Tens of thousands of protesters marched through the streets of Bilbao in Spain's northern Basque Country on Saturday in support of jailed members of the Basque separatist group ETA, defying a court ban from Madrid.
A high court judge had vetoed the march, which was initially organised by prisoners' supporters to call for inmates to be moved to jails closer to their homes.
But two of the region's main political parties - the Basque pro-independence party Bildu and the more moderate nationalist PNV (Partido Nacionalista Vasco) - joined forces to restyle the rally as a march for "human rights, understanding and peace".

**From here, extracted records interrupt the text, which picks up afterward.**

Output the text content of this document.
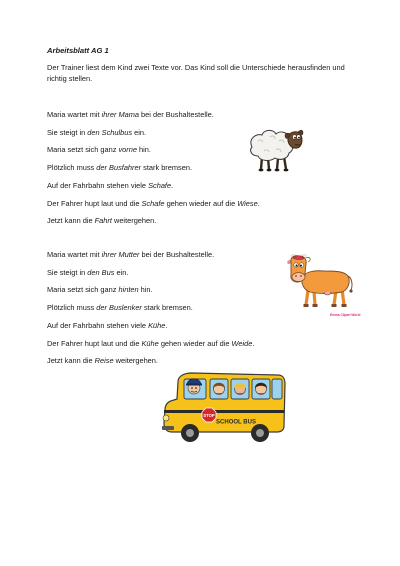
Arbeitsblatt AG 1
Der Trainer liest dem Kind zwei Texte vor. Das Kind soll die Unterschiede herausfinden und richtig stellen.
Maria wartet mit ihrer Mama bei der Bushaltestelle.
Sie steigt in den Schulbus ein.
Maria setzt sich ganz vorne hin.
Plötzlich muss der Busfahrer stark bremsen.
Auf der Fahrbahn stehen viele Schafe.
Der Fahrer hupt laut und die Schafe gehen wieder auf die Wiese.
Jetzt kann die Fahrt weitergehen.
Maria wartet mit ihrer Mutter bei der Bushaltestelle.
Sie steigt in den Bus ein.
Maria setzt sich ganz hinten hin.
Plötzlich muss der Buslenker stark bremsen.
Auf der Fahrbahn stehen viele Kühe.
Der Fahrer hupt laut und die Kühe gehen wieder auf die Weide.
Jetzt kann die Reise weitergehen.
Emma Clipart World
SCHOOL BUS
STOP
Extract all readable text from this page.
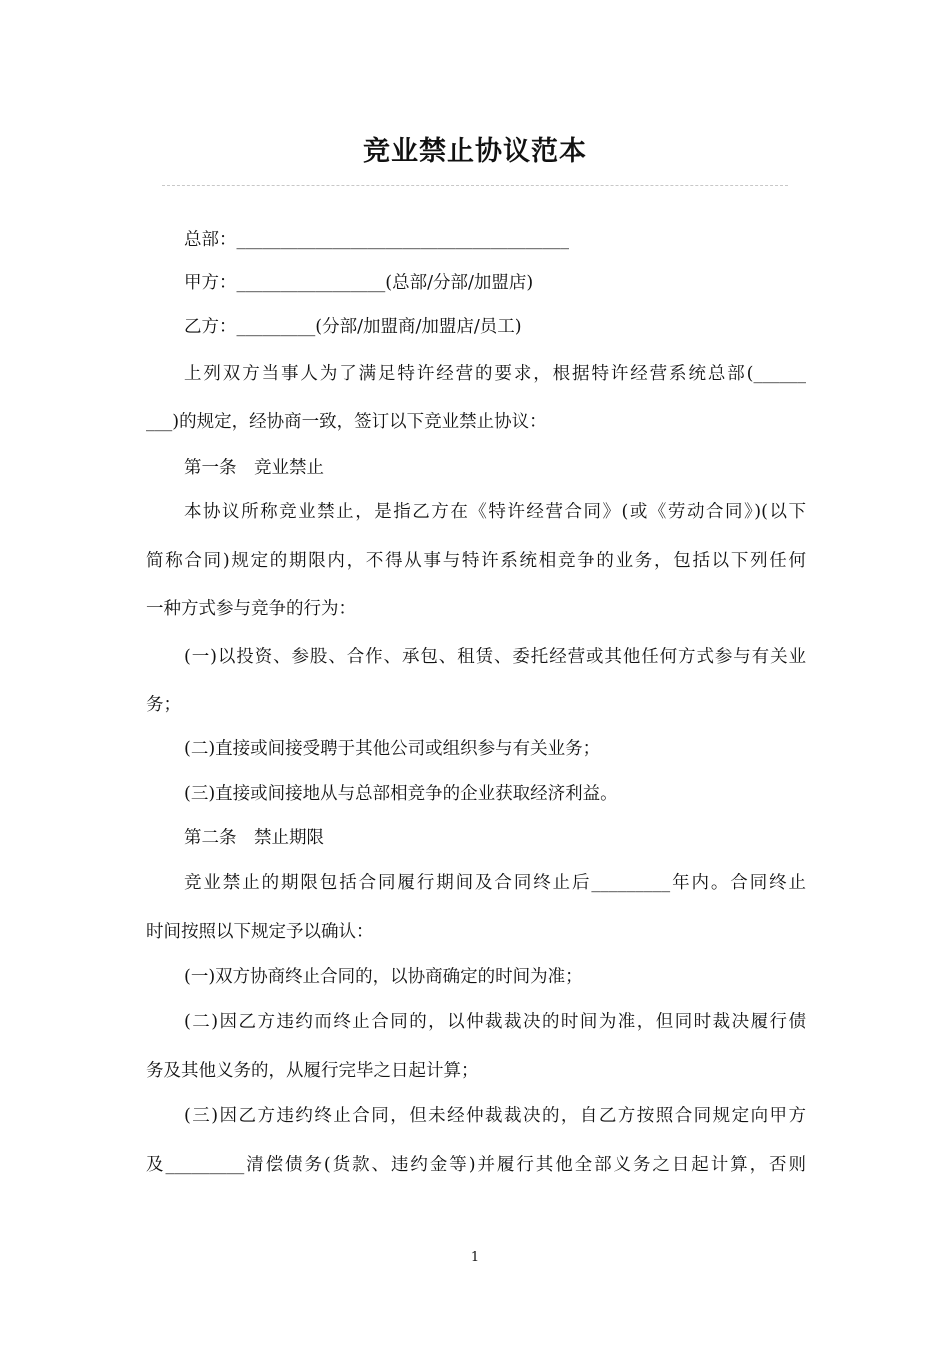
竞业禁止协议范本
总部：______________________________________
甲方：_________________(总部/分部/加盟店)
乙方：_________(分部/加盟商/加盟店/员工)
上列双方当事人为了满足特许经营的要求，根据特许经营系统总部(______
___)的规定，经协商一致，签订以下竞业禁止协议：
第一条　竞业禁止
本协议所称竞业禁止，是指乙方在《特许经营合同》(或《劳动合同》)(以下
简称合同)规定的期限内，不得从事与特许系统相竞争的业务，包括以下列任何
一种方式参与竞争的行为：
(一)以投资、参股、合作、承包、租赁、委托经营或其他任何方式参与有关业
务；
(二)直接或间接受聘于其他公司或组织参与有关业务；
(三)直接或间接地从与总部相竞争的企业获取经济利益。
第二条　禁止期限
竞业禁止的期限包括合同履行期间及合同终止后_________年内。合同终止
时间按照以下规定予以确认：
(一)双方协商终止合同的，以协商确定的时间为准；
(二)因乙方违约而终止合同的，以仲裁裁决的时间为准，但同时裁决履行债
务及其他义务的，从履行完毕之日起计算；
(三)因乙方违约终止合同，但未经仲裁裁决的，自乙方按照合同规定向甲方
及_________清偿债务(货款、违约金等)并履行其他全部义务之日起计算，否则
1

The treatment of ETA prisoners is an awkward one for the Madrid government, which would be certain to anger victims' associations if it made any concessions to the prisoners.
ETA - or Euskadi Ta Askatasuna, which means Basque Homeland and Freedom in Basque - is accused of killing more than 800 people over more than four decades, many with car bombs.
However, the group called a ceasefire in 2011, and speculation has grown that it might soon announce a full disarmament.
"This is a unique opportunity to show the world our desire for peace and the obstacles that the Spanish government is putting in the way," said Jose Mari Agirre, 55, at the march.
ETA prisoners' demands to see out their jail terms in the Basque Country could advance after they said last month they would recognise Spain's criminal justice system.
In a statement, the prisoners also acknowledged the pain caused by decades of violence.
The group has already been significantly weakened by hundreds of arrests in both Spain and France as well as a decline in political and social support in the Basque Country.
About 600 ETA members are in prison in Spain.